When you think “sustainability,” building with wood isn’t necessarily the first thing that comes to mind. But a deeper look at the growing trend begs the question: Could wood be a key sustainable resource of our future?
Travel to a developing country, and once you get off the beaten path and out into any forested area, you are likely to see truckloads of felled trees being ferried away.
Wood comes from forests — so typically, timber is associated with deforestation. And deforestation is a key environmental problem: not only does it destroy ecosystems and habitat; it’s also a major factor driving climate change.
So wood isn’t an obvious choice for eco-friendly construction.

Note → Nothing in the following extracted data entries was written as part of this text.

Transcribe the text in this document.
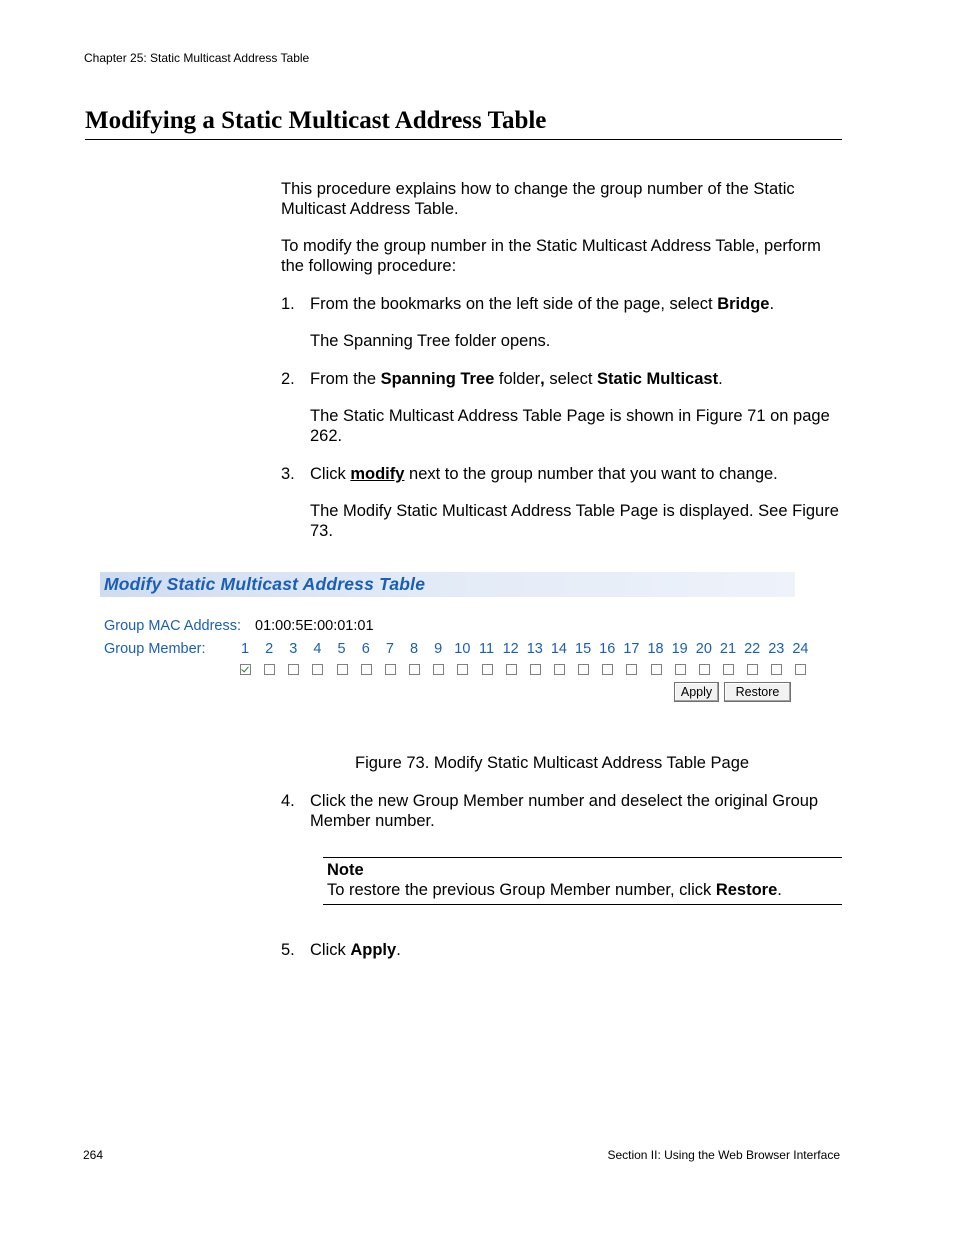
Chapter 25: Static Multicast Address Table
Modifying a Static Multicast Address Table
This procedure explains how to change the group number of the Static Multicast Address Table.
To modify the group number in the Static Multicast Address Table, perform the following procedure:
1. From the bookmarks on the left side of the page, select Bridge.
The Spanning Tree folder opens.
2. From the Spanning Tree folder, select Static Multicast.
The Static Multicast Address Table Page is shown in Figure 71 on page 262.
3. Click modify next to the group number that you want to change.
The Modify Static Multicast Address Table Page is displayed. See Figure 73.
Modify Static Multicast Address Table
Group MAC Address: 01:00:5E:00:01:01
Group Member:	1	2	3	4	5	6	7	8	9 10 11 12 13 14 15 16 17 18 19 20 21 22 23 24
Apply	Restore
Figure 73. Modify Static Multicast Address Table Page
4. Click the new Group Member number and deselect the original Group Member number.
Note
To restore the previous Group Member number, click Restore.
5. Click Apply.
264	Section II: Using the Web Browser Interface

But with man-made materials leaving a huge carbon footprint, wooden architecture is enjoying a resurgence.
It’s even being touted as our only significant renewable construction material.
Secondary forests, sustainably managed
To assess sustainability, the entire life cycle of a product must be considered. And that starts with the source. If primal forests are clear cut to provide timber — be they in the Amazon, Indonesia or the Pacific Northwest of the United States — that does not represent a sustainable source.
But in many densely populated parts of the world, including in Central Europe, people have used forests for many generations, and changed them in the process.
“Our European forests have been used for centuries, and are highly humanized in many ways,” says Marc Palahí, director of the European Forest Institute, an international research organization.
In Germany, for example, most forest is secondary, meaning it’s been cut down and has regrown.
Timber extraction meant German forests were already shrinking in the 18th century, and foresters responded by considering how to manage them sustainably.